The country exported 59 million tonnes of cereals between July 2022 and June 2023, and is expected to export 61 million tonnes next season.

The leading fertilizer producer, Moscow has almost restored its export levels after a fall of 22% in 2022.

An overheating economy

Domestically, Russian private companies escaped sanctions, established new partnerships inside and outside the country, and continued to support employment throughout the war.

The departure of Western companies has freed up market share for Russian entrepreneurs.

“In the first quarter of 2023, the net increase in the number of registered commercial enterprises exceeded the 50,000 mark, with the number of individual entrepreneurs under the age of 35 increasing by 40%

,” writes Vladislav Inozemtzev.

The financial sanctions themselves have had only a limited impact: the amount of frozen assets of the Central Bank of the Russian Federation (around $300 billion) is the same as Russia's trade surplus in 2022. Furthermore, the yuan has replaced the dollar and the euro to serve Russian foreign trade.
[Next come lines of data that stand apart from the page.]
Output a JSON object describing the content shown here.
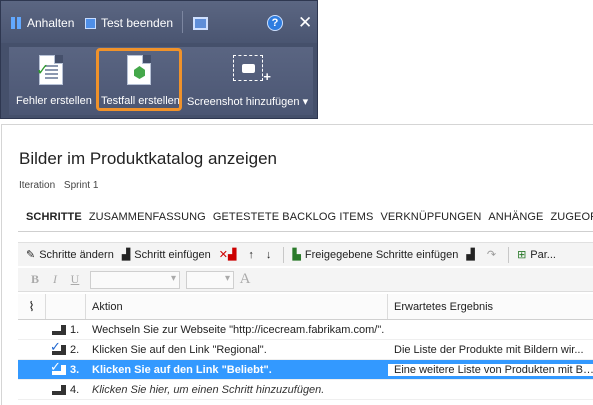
{
  "runner": {
    "pause_label": "Anhalten",
    "end_test_label": "Test beenden",
    "help_symbol": "?",
    "close_symbol": "✕",
    "commands": [
      {
        "label": "Fehler erstellen",
        "icon": "bug-document-icon"
      },
      {
        "label": "Testfall erstellen",
        "icon": "testcase-document-icon",
        "highlighted": true
      },
      {
        "label": "Screenshot hinzufügen",
        "icon": "screenshot-icon",
        "dropdown": true
      }
    ],
    "dropdown_symbol": "▾"
  },
  "workitem": {
    "title": "Bilder im Produktkatalog anzeigen",
    "iteration_label": "Iteration",
    "iteration_value": "Sprint 1",
    "tabs": [
      "SCHRITTE",
      "ZUSAMMENFASSUNG",
      "GETESTETE BACKLOG ITEMS",
      "VERKNÜPFUNGEN",
      "ANHÄNGE",
      "ZUGEORD..."
    ],
    "active_tab": "SCHRITTE",
    "toolbar": {
      "edit_steps": "Schritte ändern",
      "insert_step": "Schritt einfügen",
      "insert_shared_steps": "Freigegebene Schritte einfügen",
      "params": "Par..."
    },
    "format": {
      "bold": "B",
      "italic": "I",
      "underline": "U",
      "font_color": "A"
    },
    "grid": {
      "col_action": "Aktion",
      "col_expected": "Erwartetes Ergebnis",
      "rows": [
        {
          "num": "1.",
          "action": "Wechseln Sie zur Webseite \"http://icecream.fabrikam.com/\".",
          "expected": "",
          "passed": false
        },
        {
          "num": "2.",
          "action": "Klicken Sie auf den Link \"Regional\".",
          "expected": "Die Liste der Produkte mit Bildern wir...",
          "passed": true
        },
        {
          "num": "3.",
          "action": "Klicken Sie auf den Link \"Beliebt\".",
          "expected": "Eine weitere Liste von Produkten mit Bi...",
          "passed": true,
          "selected": true
        },
        {
          "num": "4.",
          "action": "Klicken Sie hier, um einen Schritt hinzuzufügen.",
          "expected": "",
          "passed": false,
          "placeholder": true
        }
      ]
    }
  },
  "colors": {
    "runner_bg": "#45506b",
    "highlight": "#f0922a",
    "selection": "#3399ff"
  }
}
The fact remains that, with high inflation, soaring defense spending (+70% planned for 2024), interest rates at 16% and maximum use of production capacities, the Russian economy is overheating.

If political opponents are muzzled, this is not the case for economists' criticisms.

The director of the Central Bank herself, Elvira Nabioullina, whose skills are respected by her foreign peers, warned a few weeks ago that in this situation

“we can go very high, but not for long.”

The loss of human capital - a million qualified executives are said to have left the country - could, in the long term, cost Russia more than the financial losses caused by the war, warns Vladislav Inozemtzev.

For the moment, labor shortages are pushing up wages, but this will not last.

“By the end of the 2020s, the country will lose a significant portion of its pre-war industrial capacity, with GDP that could contract by 10% to 15% before the end of the decade.”